Research

Stopping Heart Failure: A Two-Pronged Approach

May. 12, 2014

Heart failure occurs when the heart cannot pump an adequate amount of blood to the different organs of the body. It is often accompanied by increased levels of stress hormones that are made and released from the adrenal gland and are part of the body’s natural flight–or-fight response.

heart failureA recent study reported in the Journal of the American College of Cardiology demonstrates a novel approach to curb heart failure that targets both the heart and the adrenal gland. The authors found that a drug compound called gallein blocks a molecular pathway responsible for the development of the disease. The pathway is present in the heart and the adrenal gland and stifling its activity in both places led to a healthier heart in a mouse model of heart failure.

In the study gallein increased cardiac function and halted inflammation and structural damage to the heart. Using human adrenal gland tumors, the authors showed that gallein treatment also reduced the secretion of stress hormones into the blood, which is known to promote a healthy heart.

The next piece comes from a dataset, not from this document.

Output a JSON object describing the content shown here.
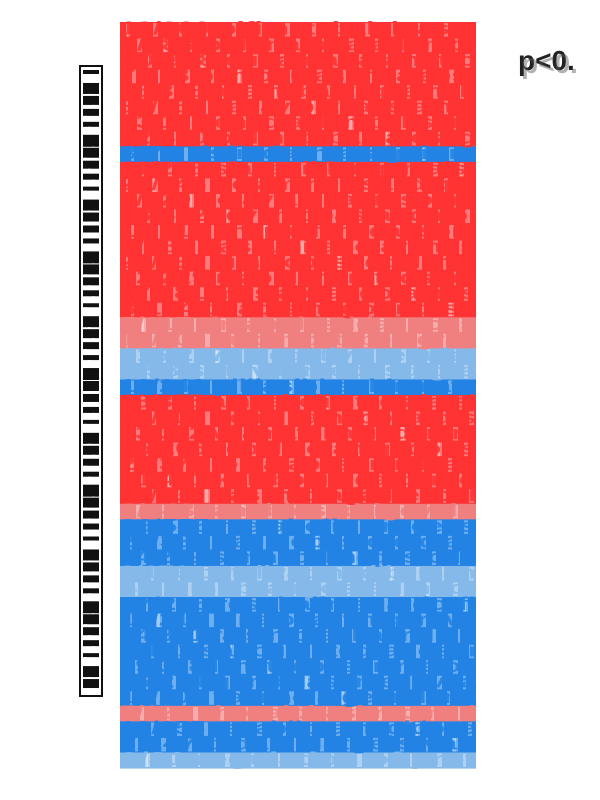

The study was a collaborative effort between Burns C. Blaxall, PhD., formerly an associate professor within the Aab Cardiovascular Research Institute and now the Director of Translational Science, Heart Institute at the Cincinnati Children’s Hospital and Alan V. Smrcka, PhD., Louis C. Lasagna Professor of Experimental Therapeutics and Professor of Pharmacology and Physiology at the University of Rochester School of Medicine and Dentistry. 

Smrcka identified gallein in his previous research on molecules involved in hormone function. The clear advantage of using the compound is that it specifically targets the unwanted interactions that lead to heart failure, leaving the normal mechanisms that lead to a healthy heart intact.  Plus, it can be injected or taken orally and is easily accessible to cells.

An additional exciting feature of the study is the possibility that gallein could be harnessed for treating adrenal gland tumors called pheochromocytomas, which secrete excess amounts of certain stress hormones. The current method of treatment is surgical removal of the tumors, but gallein may be able to damage or kill these tumors by suppressing their ability to release stress hormones.